Evaluation of part-of-speech tagging

In this post we provide an extensive overview of how part-of-speech tagging (assigning word classes to tokens) is typically evaluated. We will focus on common metrics such as precision and recall, and describe step-by-step what the numbers mean by means of intuitive examples. This post was initially written as documentation for the GaLAHaD platform, which allows users to upload historical Dutch text, automatically tag it and evaluate it. So while you can read most of this post as an extensive introduction to part-of-speech-tagging evaluation, some parts may be more specific to the GaLAHaD platform.

Metrics

In annotation, False Negatives (FN), False Positives (FP), True Negatives (TN), and True Positives (TP) are concepts that indicate whether a label of interest was present (positive) or absent (negative), and whether the prediction was correct (true) or incorrect (false) about the presence or absence. These metrics are discussed in detail below but in short they can be summarised as follows, where a prediction (e.g. the predicted part-of-speech tag) is different from the true part-of-speech tag.

These metrics are always considered “from the viewpoint” of a specific label, as the examples below will make clear. You’ll notice that False Negatives, False Positives and True Positives can all be explained from the perspective of either the predicted or the correct tag. True Negatives are a bit different to think of (example 3) because the viewpoint of a different tag is taken (neither the correct nor the predicted label but any other tag). This makes True Negatives a bit more abstract and often less emphasised in tagging tasks (it is not included in GaLAHaD) but it is included here for the sake of completeness.

Example 1: word liep (English: ran), correct label “verb” predicted label “noun”

  • From the viewpoint of “verb”: False Negative: the prediction is “not a verb” (negative) and that prediction is incorrect (false)
  • From the viewpoint of “noun”: False Positive: the prediction is “noun” (positive) but that prediction is incorrect (false)

Example 2: word kasteel (English: castle), correct label “noun” = predicted label “noun”

  • From the viewpoint of “noun”: True Positive: the prediction is “noun” (positive) and that prediction is correct (true)

Example 3: word snel (English: quickly), correct label “adverb” = predicted label “adverb”

  • From the viewpoint of “noun”: True Positive: the prediction is “adverb” (positive) and that prediction is correct (true)
  • From the viewpoint of “verb”: False Negative: the prediction is “not a verb” (negative) and that prediction is correct (true)

So in your analyses you should always consider which perspective (or which label) is important to you.

As will be discussed, these calculations can then be used to calculate metrics such as Precision, Recall, F1 score and accuracy.

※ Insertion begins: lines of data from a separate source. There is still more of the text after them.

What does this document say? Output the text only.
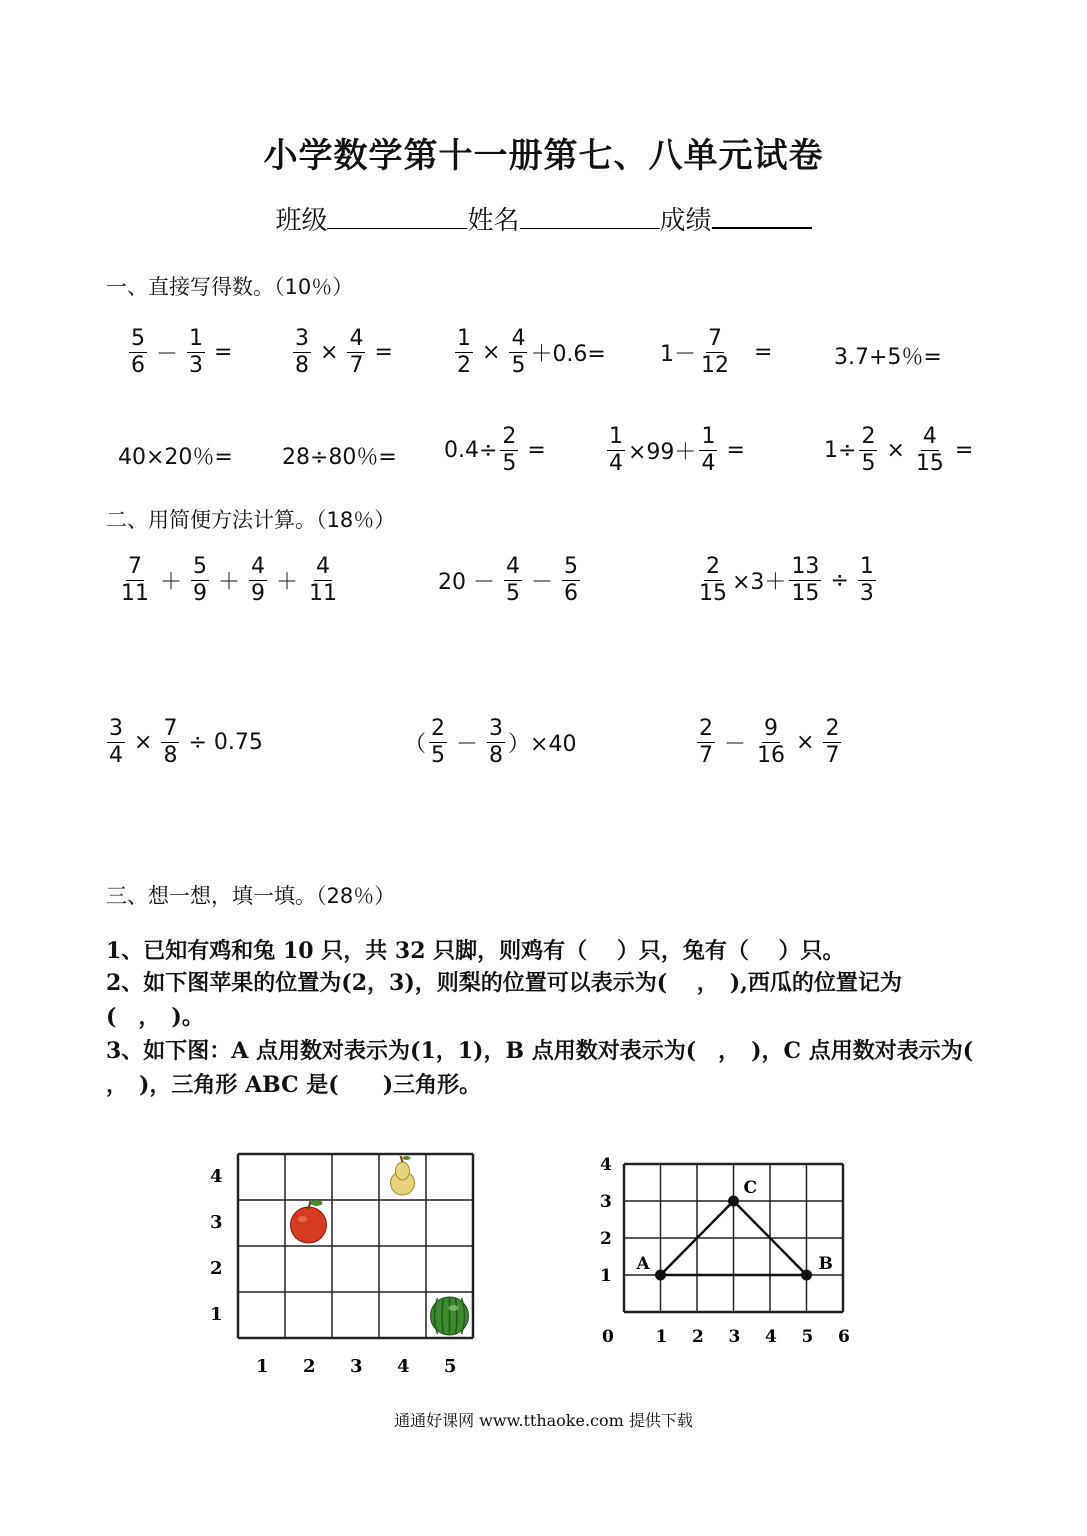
小学数学第十一册第七、八单元试卷
班级	姓名	成绩
一、直接写得数。（10％）
$\frac{5}{6} - \frac{1}{3}$ =	$\frac{3}{8} \times \frac{4}{7}$ =	$\frac{1}{2} \times \frac{4}{5} +0.6= 1- \frac{7}{12}$ =	3.7+5％=
40×20％= 28÷80％= $0.4\div \frac{2}{5}$ =	$\frac{1}{4} \times 99+ \frac{1}{4}$ =	$1\div \frac{2}{5} \times \frac{4}{15}$ =
二、用简便方法计算。（18％）
$\frac{7}{11} + \frac{5}{9} + \frac{4}{9} + \frac{4}{11}$	$20 - \frac{4}{5} - \frac{5}{6}$	$\frac{2}{15} \times 3+ \frac{13}{15} \div \frac{1}{3}$
$\frac{3}{4} \times \frac{7}{8} \div 0.75$	（ $\frac{2}{5} - \frac{3}{8} )\times 40$	$\frac{2}{7} - \frac{9}{16} \times \frac{2}{7}$
三、想一想，填一填。（28％）
1、已知有鸡和兔 10 只，共 32 只脚，则鸡有（　 ）只，兔有（　 ）只。
2、如下图苹果的位置为(2，3)，则梨的位置可以表示为(　 ，　),西瓜的位置记为(　，　)。
3、如下图：A 点用数对表示为(1，1)，B 点用数对表示为(　，　)，C 点用数对表示为(　 ，　)，三角形 ABC 是(　　)三角形。
4
3
2
1
1 2 3 4 5
4
3
2
1
0 1 2 3 4 5 6
A	B
C
通通好课网 www.tthaoke.com 提供下载
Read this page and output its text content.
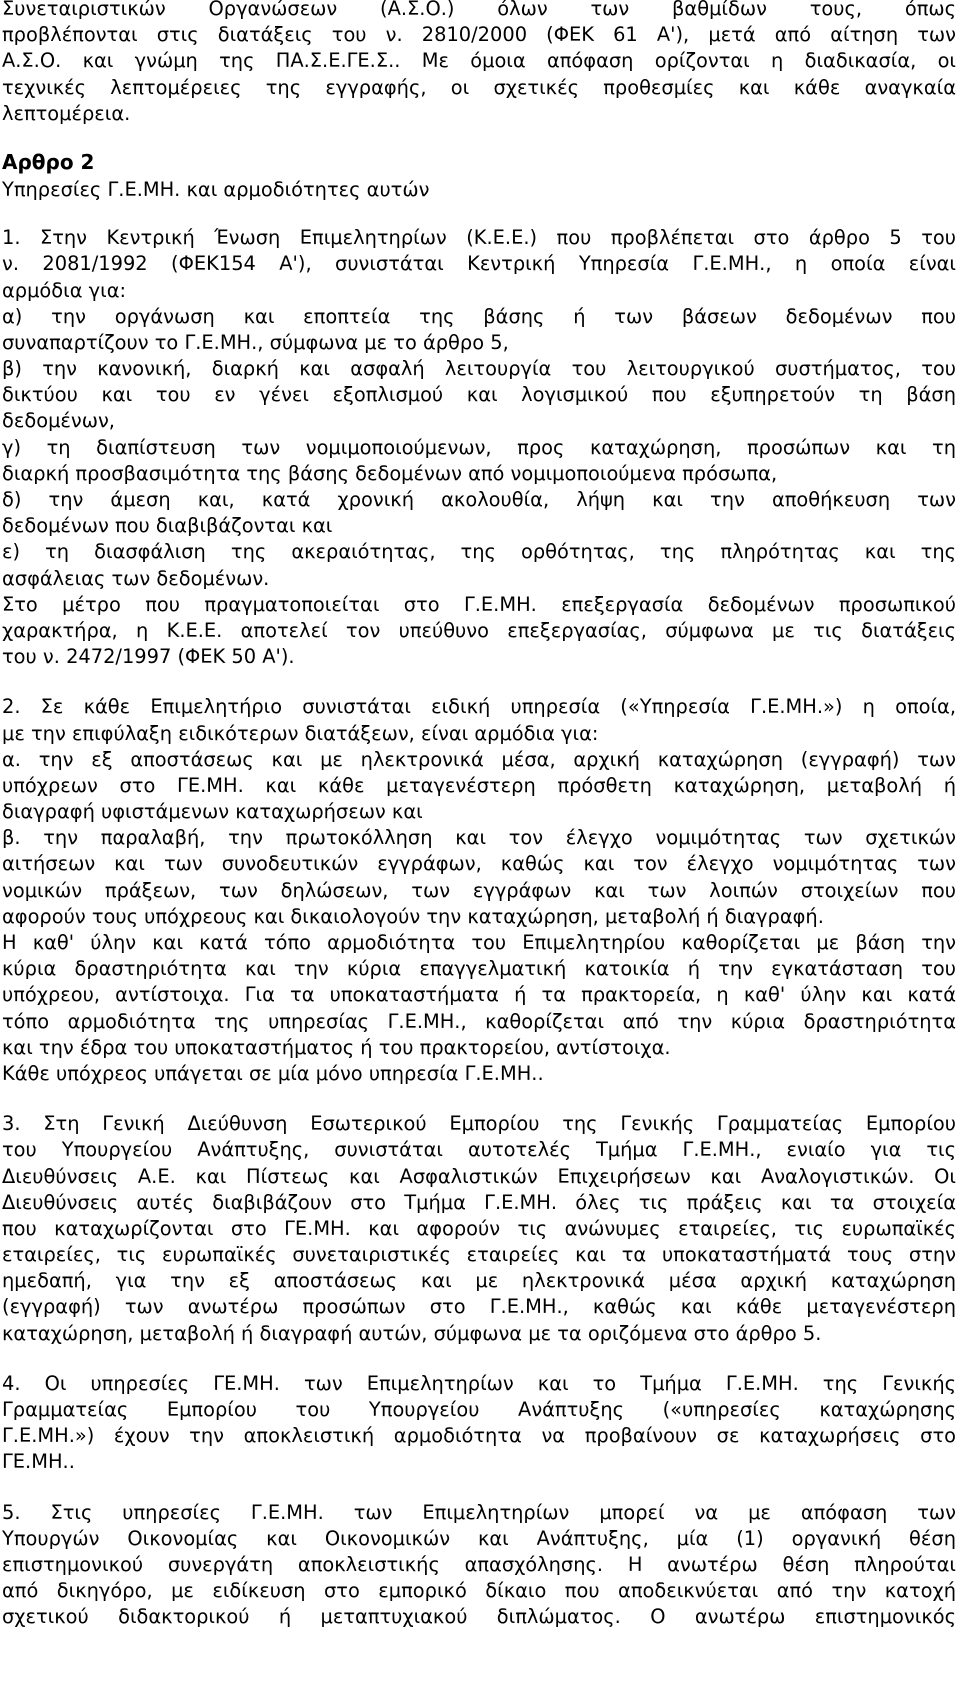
Συνεταιριστικών Οργανώσεων (Α.Σ.Ο.) όλων των βαθμίδων τους, όπως
προβλέπονται στις διατάξεις του ν. 2810/2000 (ΦΕΚ 61 Α'), μετά από αίτηση των
Α.Σ.Ο. και γνώμη της ΠΑ.Σ.Ε.ΓΕ.Σ.. Με όμοια απόφαση ορίζονται η διαδικασία, οι
τεχνικές λεπτομέρειες της εγγραφής, οι σχετικές προθεσμίες και κάθε αναγκαία
λεπτομέρεια.
Αρθρο 2
Υπηρεσίες Γ.Ε.ΜΗ. και αρμοδιότητες αυτών
1. Στην Κεντρική Ένωση Επιμελητηρίων (Κ.Ε.Ε.) που προβλέπεται στο άρθρο 5 του
ν. 2081/1992 (ΦΕΚ154 Α'), συνιστάται Κεντρική Υπηρεσία Γ.Ε.ΜΗ., η οποία είναι
αρμόδια για:
α) την οργάνωση και εποπτεία της βάσης ή των βάσεων δεδομένων που
συναπαρτίζουν το Γ.Ε.ΜΗ., σύμφωνα με το άρθρο 5,
β) την κανονική, διαρκή και ασφαλή λειτουργία του λειτουργικού συστήματος, του
δικτύου και του εν γένει εξοπλισμού και λογισμικού που εξυπηρετούν τη βάση
δεδομένων,
γ) τη διαπίστευση των νομιμοποιούμενων, προς καταχώρηση, προσώπων και τη
διαρκή προσβασιμότητα της βάσης δεδομένων από νομιμοποιούμενα πρόσωπα,
δ) την άμεση και, κατά χρονική ακολουθία, λήψη και την αποθήκευση των
δεδομένων που διαβιβάζονται και
ε) τη διασφάλιση της ακεραιότητας, της ορθότητας, της πληρότητας και της
ασφάλειας των δεδομένων.
Στο μέτρο που πραγματοποιείται στο Γ.Ε.ΜΗ. επεξεργασία δεδομένων προσωπικού
χαρακτήρα, η Κ.Ε.Ε. αποτελεί τον υπεύθυνο επεξεργασίας, σύμφωνα με τις διατάξεις
του ν. 2472/1997 (ΦΕΚ 50 Α').
2. Σε κάθε Επιμελητήριο συνιστάται ειδική υπηρεσία («Υπηρεσία Γ.Ε.ΜΗ.») η οποία,
με την επιφύλαξη ειδικότερων διατάξεων, είναι αρμόδια για:
α. την εξ αποστάσεως και με ηλεκτρονικά μέσα, αρχική καταχώρηση (εγγραφή) των
υπόχρεων στο ΓΕ.ΜΗ. και κάθε μεταγενέστερη πρόσθετη καταχώρηση, μεταβολή ή
διαγραφή υφιστάμενων καταχωρήσεων και
β. την παραλαβή, την πρωτοκόλληση και τον έλεγχο νομιμότητας των σχετικών
αιτήσεων και των συνοδευτικών εγγράφων, καθώς και τον έλεγχο νομιμότητας των
νομικών πράξεων, των δηλώσεων, των εγγράφων και των λοιπών στοιχείων που
αφορούν τους υπόχρεους και δικαιολογούν την καταχώρηση, μεταβολή ή διαγραφή.
Η καθ' ύλην και κατά τόπο αρμοδιότητα του Επιμελητηρίου καθορίζεται με βάση την
κύρια δραστηριότητα και την κύρια επαγγελματική κατοικία ή την εγκατάσταση του
υπόχρεου, αντίστοιχα. Για τα υποκαταστήματα ή τα πρακτορεία, η καθ' ύλην και κατά
τόπο αρμοδιότητα της υπηρεσίας Γ.Ε.ΜΗ., καθορίζεται από την κύρια δραστηριότητα
και την έδρα του υποκαταστήματος ή του πρακτορείου, αντίστοιχα.
Κάθε υπόχρεος υπάγεται σε μία μόνο υπηρεσία Γ.Ε.ΜΗ..
3. Στη Γενική Διεύθυνση Εσωτερικού Εμπορίου της Γενικής Γραμματείας Εμπορίου
του Υπουργείου Ανάπτυξης, συνιστάται αυτοτελές Τμήμα Γ.Ε.ΜΗ., ενιαίο για τις
Διευθύνσεις Α.Ε. και Πίστεως και Ασφαλιστικών Επιχειρήσεων και Αναλογιστικών. Οι
Διευθύνσεις αυτές διαβιβάζουν στο Τμήμα Γ.Ε.ΜΗ. όλες τις πράξεις και τα στοιχεία
που καταχωρίζονται στο ΓΕ.ΜΗ. και αφορούν τις ανώνυμες εταιρείες, τις ευρωπαϊκές
εταιρείες, τις ευρωπαϊκές συνεταιριστικές εταιρείες και τα υποκαταστήματά τους στην
ημεδαπή, για την εξ αποστάσεως και με ηλεκτρονικά μέσα αρχική καταχώρηση
(εγγραφή) των ανωτέρω προσώπων στο Γ.Ε.ΜΗ., καθώς και κάθε μεταγενέστερη
καταχώρηση, μεταβολή ή διαγραφή αυτών, σύμφωνα με τα οριζόμενα στο άρθρο 5.
4. Οι υπηρεσίες ΓΕ.ΜΗ. των Επιμελητηρίων και το Τμήμα Γ.Ε.ΜΗ. της Γενικής
Γραμματείας Εμπορίου του Υπουργείου Ανάπτυξης («υπηρεσίες καταχώρησης
Γ.Ε.ΜΗ.») έχουν την αποκλειστική αρμοδιότητα να προβαίνουν σε καταχωρήσεις στο
ΓΕ.ΜΗ..
5. Στις υπηρεσίες Γ.Ε.ΜΗ. των Επιμελητηρίων μπορεί να με απόφαση των
Υπουργών Οικονομίας και Οικονομικών και Ανάπτυξης, μία (1) οργανική θέση
επιστημονικού συνεργάτη αποκλειστικής απασχόλησης. Η ανωτέρω θέση πληρούται
από δικηγόρο, με ειδίκευση στο εμπορικό δίκαιο που αποδεικνύεται από την κατοχή
σχετικού διδακτορικού ή μεταπτυχιακού διπλώματος. Ο ανωτέρω επιστημονικός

The metrics are explained in detail below but as a summary (where X can be e.g. “verb” or “noun”):

  • Precision: out of all predictions for X, how many are indeed actual X
  • Recall: out of all reference labels X, how many were correctly predicted
  • F1: a balance between precision and recall
  • Accuracy: out of all tokens, how many were correctly predicted as not-X or X

False Negative (FN)

A False Negative (FN) is an annotation that should have been annotated with a label (e.g. X) but is not. The predicted label is not (“negative”) X, and that prediction is incorrect (“false”).

In part-of-speech tagging, this means that a word should have received a certain grammatical label (let’s call it label X, such as “verb”), but it wasn’t marked as such by the tagger. In the reference layer (the correct answer key), the word has label X, but in the hypothesis layer (a tagger’s prediction), it is wrongly labelled as something else.

Example: The Dutch word liep (past tense of lopen, meaning ’to walk’) is not correctly tagged as a verb but as a noun. So the “verb” annotation for liep is a false negative because the prediction was not a verb but a noun and that is incorrect.

False Positive (FP)

A False Positive (FP) occurs when a label X is incorrectly assigned to a word. The predicted label is X (“positive”), and that prediction is incorrect (“false”).

So a word was tagged with a particular grammatical label (e.g. “verb”), but it shouldn’t have been. In the hypothesis layer, the word is incorrectly given label X, while the reference layer shows it should have a different label.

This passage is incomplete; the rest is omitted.